The number of tickets took off when the airport agency hired 30% more officers for the LAX police force after the Sept. 11, 2001, terror attacks. The increase included many more unarmed officers charged with keeping traffic moving on the horseshoe-shaped access road to prevent a terrorist from pulling up to the curb with a car bomb.

The force's expansion also brought in more armed officers, who sometimes issue tickets.

In addition, city officials pay LAPD personnel overtime to patrol LAX during busy holiday periods or when the nation's terrorist alert level is raised to orange, for a high risk of attack. (The current alert level is yellow, for "elevated" risk.)

The police buildup came as the number of vehicles circling the airport's access road fell 20% in the last two years. The combination of more officers and fewer autos resulted in more tickets for motorists going to LAX to pick up family and friends.

Airport police issued 13,195 parking tickets in June and July this year, up 30% from the same period in 2001.

Officers also wrote 461 traffic citations at LAX in June and July for such infractions as running red lights or making unsafe lane changes, up 56% from the 295 issued in the early summer of 2001.

These citations rose in part because officials had removed meters from the facility's parking garages, freeing up officers to write tickets for moving violations rather than expired meters.

"We enforce traffic laws in here as the LAPD does on city streets," said Michael DiGirolamo, a deputy executive director of the city's airport agency. "There is a high percentage of drivers who, when they come into the airport ... they drive erratically. They run stoplights, don't obey crosswalks and make many lane changes."

Some ticket recipients say they have been unfairly treated. One wrote to airport officials after being ticketed at LAX for driving with expired tags on his license plate.

The Los Angeles resident complained that he had been driving around the city for six months with the expired tags and hadn't been cited.

Brentwood resident Martha Melvoin pulled up in front of Terminal 5 in July, left her Volvo station wagon running and jumped out to scan the crowd for her brother-in-law. An officer asked her to move, Melvoin said, adding that she got back in her car and drove on.

After a second pass around the lower-level roadway, Melvoin stopped to load her brother-in-law, his suitcase, backpack and fishing pole into her car. Then she drove home, unaware that the officer had issued her a $40 ticket for double parking. She is contesting the citation.

"I'm outraged that they are accusing me of something that I didn't do," said Melvoin, who argues that she didn't double park her car. "Usually if I get a ticket, I say a couple swear words and pay it and I'm mad at myself for a day and a half. But this one I'm not letting go."
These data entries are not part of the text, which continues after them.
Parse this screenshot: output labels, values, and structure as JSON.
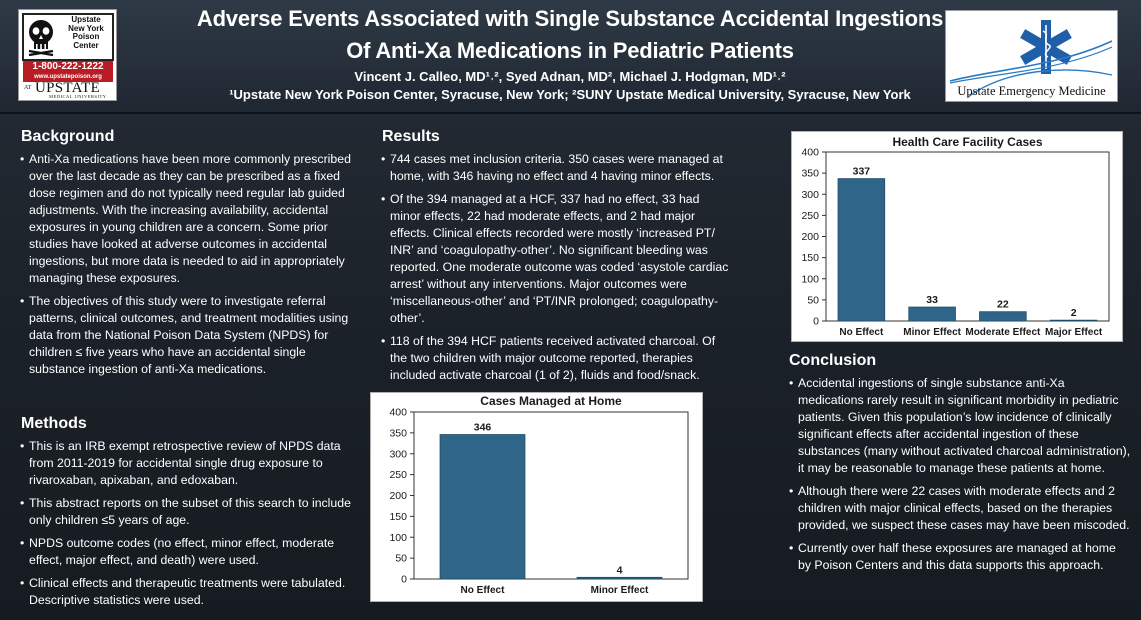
{
  "header": {
    "title_line1": "Adverse Events Associated with Single Substance Accidental Ingestions",
    "title_line2": "Of Anti-Xa Medications in Pediatric Patients",
    "authors": "Vincent J. Calleo, MD¹˒², Syed Adnan, MD², Michael J. Hodgman, MD¹˒²",
    "affiliations": "¹Upstate New York Poison Center, Syracuse, New York; ²SUNY Upstate Medical University, Syracuse, New York"
  },
  "logo_left": {
    "name_lines": [
      "Upstate",
      "New York",
      "Poison",
      "Center"
    ],
    "phone": "1-800-222-1222",
    "url": "www.upstatepoison.org",
    "at": "AT",
    "upstate": "UPSTATE",
    "university": "MEDICAL UNIVERSITY",
    "icon": "skull-icon"
  },
  "logo_right": {
    "text": "Upstate Emergency Medicine",
    "icon": "star-of-life-icon"
  },
  "background": {
    "title": "Background",
    "bullets": [
      "Anti-Xa medications have been more commonly prescribed over the last decade as they can be prescribed as a fixed dose regimen and do not typically need regular lab guided adjustments. With the increasing availability, accidental exposures in young children are a concern. Some prior studies have looked at adverse outcomes in accidental ingestions, but more data is needed to aid in appropriately managing these exposures.",
      "The objectives of this study were to investigate referral patterns, clinical outcomes, and treatment modalities using data from the National Poison Data System (NPDS) for children ≤ five years who have an accidental single substance ingestion of anti-Xa medications."
    ]
  },
  "methods": {
    "title": "Methods",
    "bullets": [
      "This is an IRB exempt retrospective review of NPDS data from 2011-2019 for accidental single drug exposure to rivaroxaban, apixaban, and edoxaban.",
      "This abstract reports on the subset of this search to include only children ≤5 years of age.",
      "NPDS outcome codes (no effect, minor effect, moderate effect, major effect, and death) were used.",
      "Clinical effects and therapeutic treatments were tabulated. Descriptive statistics were used."
    ]
  },
  "results": {
    "title": "Results",
    "bullets": [
      "744 cases met inclusion criteria. 350 cases were managed at home, with 346 having no effect and 4 having minor effects.",
      "Of the 394 managed at a HCF, 337 had no effect, 33 had minor effects, 22 had moderate effects, and 2 had major effects. Clinical effects recorded were mostly ‘increased PT/ INR’ and ‘coagulopathy-other’. No significant bleeding was reported. One moderate outcome was coded ‘asystole cardiac arrest’ without any interventions. Major outcomes were ‘miscellaneous-other’ and ‘PT/INR prolonged; coagulopathy-other’.",
      "118 of the 394 HCF patients received activated charcoal. Of the two children with major outcome reported, therapies included activate charcoal (1 of 2), fluids and food/snack."
    ]
  },
  "conclusion": {
    "title": "Conclusion",
    "bullets": [
      "Accidental ingestions of single substance anti-Xa medications rarely result in significant morbidity in pediatric patients. Given this population’s low incidence of clinically significant effects after accidental ingestion of these substances (many without activated charcoal administration), it may be reasonable to manage these patients at home.",
      "Although there were 22 cases with moderate effects and 2 children with major clinical effects, based on the therapies provided, we suspect these cases may have been miscoded.",
      "Currently over half these exposures are managed at home by Poison Centers and this data supports this approach."
    ]
  },
  "colors": {
    "bar": "#2e6589",
    "bar_edge": "#1f4a66"
  },
  "chart_data": [
    {
      "id": "home",
      "type": "bar",
      "title": "Cases Managed at Home",
      "categories": [
        "No Effect",
        "Minor Effect"
      ],
      "values": [
        346,
        4
      ],
      "ylim": [
        0,
        400
      ],
      "yticks": [
        0,
        50,
        100,
        150,
        200,
        250,
        300,
        350,
        400
      ],
      "xlabel": "",
      "ylabel": ""
    },
    {
      "id": "hcf",
      "type": "bar",
      "title": "Health Care Facility Cases",
      "categories": [
        "No Effect",
        "Minor Effect",
        "Moderate Effect",
        "Major Effect"
      ],
      "values": [
        337,
        33,
        22,
        2
      ],
      "ylim": [
        0,
        400
      ],
      "yticks": [
        0,
        50,
        100,
        150,
        200,
        250,
        300,
        350,
        400
      ],
      "xlabel": "",
      "ylabel": ""
    }
  ]
}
Melvoin and Levy say airport police are ticketing motorists, not in the interests of security, but to raise money to pay the city's debts.

Officials say the $9 million or so in revenue gleaned from tickets issued at LAX flows into the city's general fund.

Airport police commanders say their officers are not required to issue a certain number of tickets.

"There is no quota," said Capt. Alan Hyde, commanding officer of the Airport Police Department's traffic services unit. "In fact, my instructions to all officers at roll call are that the citation is the last resort. We want them to manage traffic, not write tickets."

Hyde said there are rules of thumb that motorists should keep in mind when picking up travelers at the airport.

* First, officers typically allow drivers up to three minutes to load a passenger and luggage into a vehicle.